GENEVE: Un projet d'accord mondial sur la gestion des pandémies est en discussion cette semaine à Genève, dans l'espoir d'éviter les erreurs ayant marqué la lutte contre la Covid-19.
A l'approche du troisième anniversaire de l'apparition du virus, un organe intergouvernemental de négociation de l'Organisation mondiale de la santé (OMS) examine un "projet préliminaire conceptuel" d'accord, qui devrait être juridiquement contraignant.
"Les leçons de la pandémie ne doivent pas être ignorées", a déclaré lundi le directeur général de l'OMS, Tedros Adhanom Ghebreyesus, à l'ouverture des discussions, qui doivent s'achever mercredi.
Depuis 2022, l'organe intergouvernemental de négociation travaille à l'élaboration d'un texte sur la prévention, la préparation et la riposte face aux pandémies.
Ce processus avait été lancé en décembre 2021 à l'unanimité des 194 Etats membres de l'OMS, effarés par les ravages humains et économiques causés par la pandémie.
Une fois la phase d'élaboration sur projet d'accord achevée, les négociations pourront commencer.
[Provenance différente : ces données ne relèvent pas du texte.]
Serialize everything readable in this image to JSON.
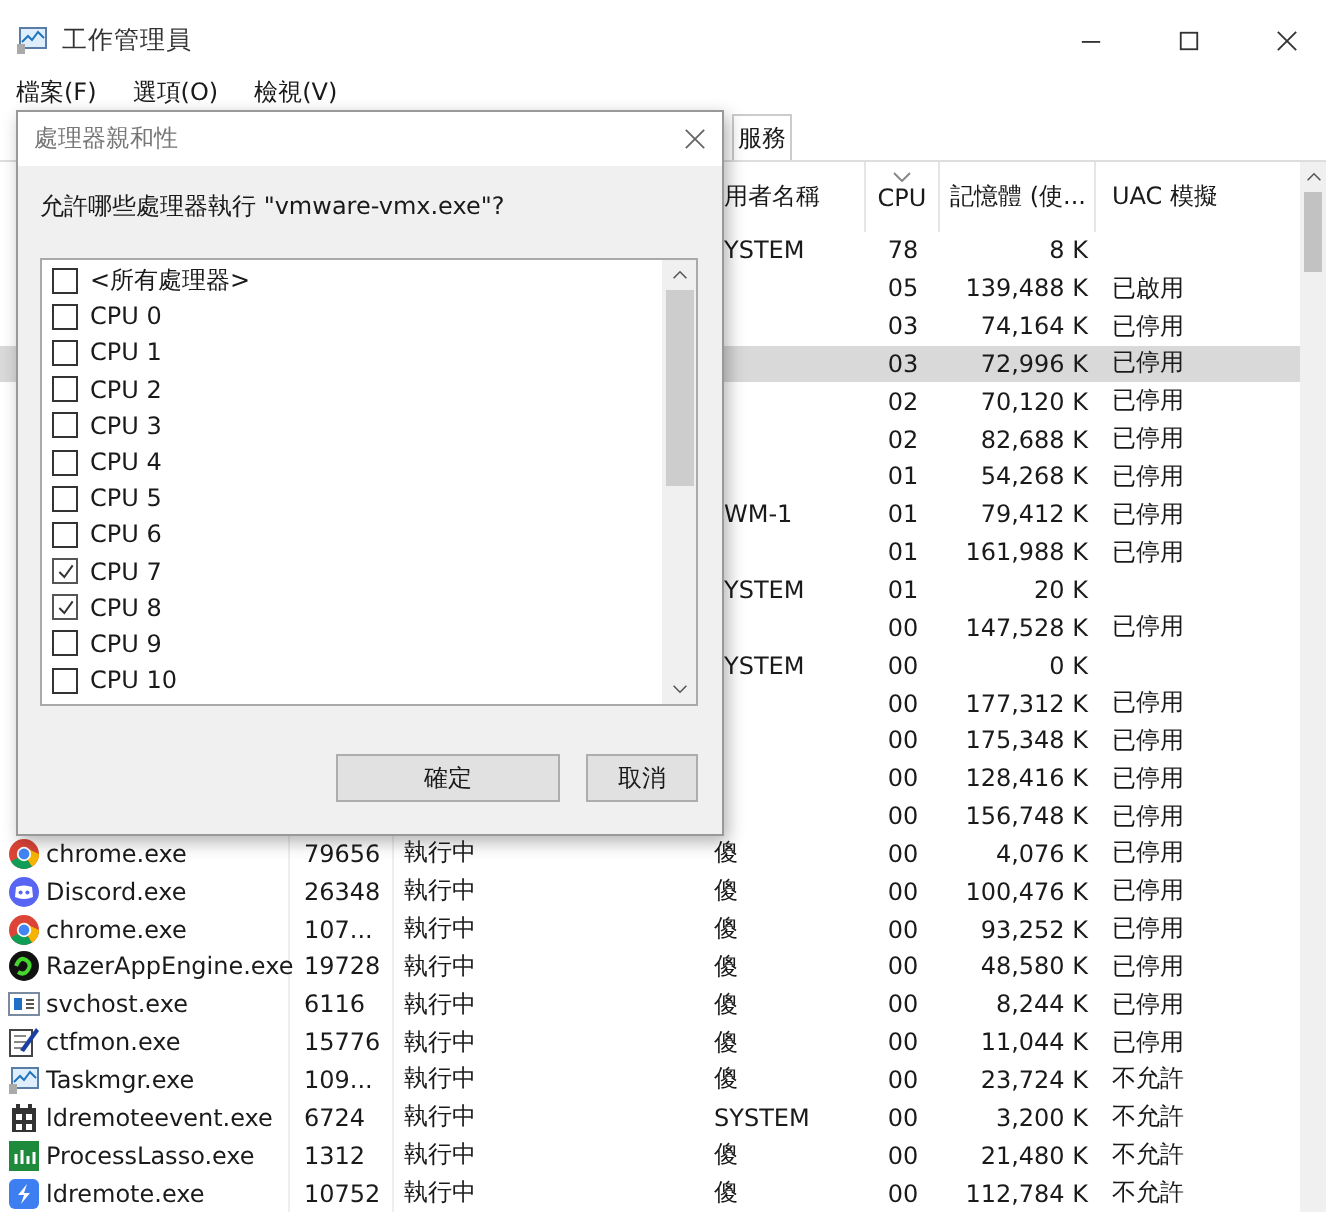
{
  "window": {
    "title": "工作管理員"
  },
  "menu": [
    "檔案(F)",
    "選項(O)",
    "檢視(V)"
  ],
  "tabs": [
    {
      "label": "服務",
      "selected": false
    }
  ],
  "table": {
    "columns": [
      {
        "label": "用者名稱",
        "sorted": false
      },
      {
        "label": "CPU",
        "sorted": true
      },
      {
        "label": "記憶體 (使...",
        "sorted": false
      },
      {
        "label": "UAC 模擬",
        "sorted": false
      }
    ],
    "rows": [
      {
        "user": "YSTEM",
        "cpu": "78",
        "memory": "8 K",
        "selected": false
      },
      {
        "cpu": "05",
        "memory": "139,488 K",
        "uac": "已啟用",
        "selected": false
      },
      {
        "cpu": "03",
        "memory": "74,164 K",
        "uac": "已停用",
        "selected": false
      },
      {
        "cpu": "03",
        "memory": "72,996 K",
        "uac": "已停用",
        "selected": true
      },
      {
        "cpu": "02",
        "memory": "70,120 K",
        "uac": "已停用",
        "selected": false
      },
      {
        "cpu": "02",
        "memory": "82,688 K",
        "uac": "已停用",
        "selected": false
      },
      {
        "cpu": "01",
        "memory": "54,268 K",
        "uac": "已停用",
        "selected": false
      },
      {
        "user": "WM-1",
        "cpu": "01",
        "memory": "79,412 K",
        "uac": "已停用",
        "selected": false
      },
      {
        "cpu": "01",
        "memory": "161,988 K",
        "uac": "已停用",
        "selected": false
      },
      {
        "user": "YSTEM",
        "cpu": "01",
        "memory": "20 K",
        "selected": false
      },
      {
        "cpu": "00",
        "memory": "147,528 K",
        "uac": "已停用",
        "selected": false
      },
      {
        "user": "YSTEM",
        "cpu": "00",
        "memory": "0 K",
        "selected": false
      },
      {
        "cpu": "00",
        "memory": "177,312 K",
        "uac": "已停用",
        "selected": false
      },
      {
        "cpu": "00",
        "memory": "175,348 K",
        "uac": "已停用",
        "selected": false
      },
      {
        "cpu": "00",
        "memory": "128,416 K",
        "uac": "已停用",
        "selected": false
      },
      {
        "cpu": "00",
        "memory": "156,748 K",
        "uac": "已停用",
        "selected": false
      },
      {
        "kind": "chrome",
        "name": "chrome.exe",
        "pid": "79656",
        "status": "執行中",
        "user": "傻",
        "cpu": "00",
        "memory": "4,076 K",
        "uac": "已停用",
        "selected": false
      },
      {
        "kind": "discord",
        "name": "Discord.exe",
        "pid": "26348",
        "status": "執行中",
        "user": "傻",
        "cpu": "00",
        "memory": "100,476 K",
        "uac": "已停用",
        "selected": false
      },
      {
        "kind": "chrome",
        "name": "chrome.exe",
        "pid": "107...",
        "status": "執行中",
        "user": "傻",
        "cpu": "00",
        "memory": "93,252 K",
        "uac": "已停用",
        "selected": false
      },
      {
        "kind": "razer",
        "name": "RazerAppEngine.exe",
        "pid": "19728",
        "status": "執行中",
        "user": "傻",
        "cpu": "00",
        "memory": "48,580 K",
        "uac": "已停用",
        "selected": false
      },
      {
        "kind": "service",
        "name": "svchost.exe",
        "pid": "6116",
        "status": "執行中",
        "user": "傻",
        "cpu": "00",
        "memory": "8,244 K",
        "uac": "已停用",
        "selected": false
      },
      {
        "kind": "notepad",
        "name": "ctfmon.exe",
        "pid": "15776",
        "status": "執行中",
        "user": "傻",
        "cpu": "00",
        "memory": "11,044 K",
        "uac": "已停用",
        "selected": false
      },
      {
        "kind": "monitor",
        "name": "Taskmgr.exe",
        "pid": "109...",
        "status": "執行中",
        "user": "傻",
        "cpu": "00",
        "memory": "23,724 K",
        "uac": "不允許",
        "selected": false
      },
      {
        "kind": "building",
        "name": "ldremoteevent.exe",
        "pid": "6724",
        "status": "執行中",
        "user": "SYSTEM",
        "cpu": "00",
        "memory": "3,200 K",
        "uac": "不允許",
        "selected": false
      },
      {
        "kind": "bars",
        "name": "ProcessLasso.exe",
        "pid": "1312",
        "status": "執行中",
        "user": "傻",
        "cpu": "00",
        "memory": "21,480 K",
        "uac": "不允許",
        "selected": false
      },
      {
        "kind": "bolt",
        "name": "ldremote.exe",
        "pid": "10752",
        "status": "執行中",
        "user": "傻",
        "cpu": "00",
        "memory": "112,784 K",
        "uac": "不允許",
        "selected": false
      }
    ]
  },
  "dialog": {
    "title": "處理器親和性",
    "prompt": "允許哪些處理器執行 \"vmware-vmx.exe\"?",
    "items": [
      {
        "label": "<所有處理器>",
        "checked": false
      },
      {
        "label": "CPU 0",
        "checked": false
      },
      {
        "label": "CPU 1",
        "checked": false
      },
      {
        "label": "CPU 2",
        "checked": false
      },
      {
        "label": "CPU 3",
        "checked": false
      },
      {
        "label": "CPU 4",
        "checked": false
      },
      {
        "label": "CPU 5",
        "checked": false
      },
      {
        "label": "CPU 6",
        "checked": false
      },
      {
        "label": "CPU 7",
        "checked": true
      },
      {
        "label": "CPU 8",
        "checked": true
      },
      {
        "label": "CPU 9",
        "checked": false
      },
      {
        "label": "CPU 10",
        "checked": false
      }
    ],
    "buttons": [
      "確定",
      "取消"
    ]
  }
}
L'organe intergouvernemental présentera un rapport sur l'état d'avancement des travaux en mai 2023, en vue de l'adoption d'un texte un an plus tard.
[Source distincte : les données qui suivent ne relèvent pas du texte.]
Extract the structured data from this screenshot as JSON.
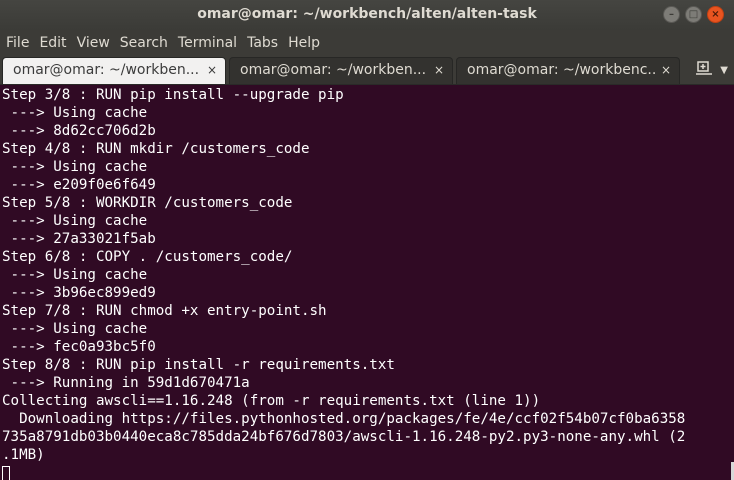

Le projet préliminaire sur la table est "un véritable reflet des aspirations" visant à "renforcer la prévention, la préparation, la réponse en cas de pandémie", a affirmé M. Tedros.
«Ne gâchez pas cette occasion»
"Il y a beaucoup de choses qui doivent changer avant que nous ne le validions. C'est la même chose pour beaucoup d'Etats membres - probablement la plupart", a déclaré aux journalistes la négociatrice en chef américaine, Pamela Hamamoto, en référence au document.
Mme Hamamoto a déclaré que Washington souhaitait que le principe de la transparence soit inscrit dans l'accord, de même que celui d'une meilleure surveillance des agents pathogènes et autres éléments pouvant déclencher une pandémie.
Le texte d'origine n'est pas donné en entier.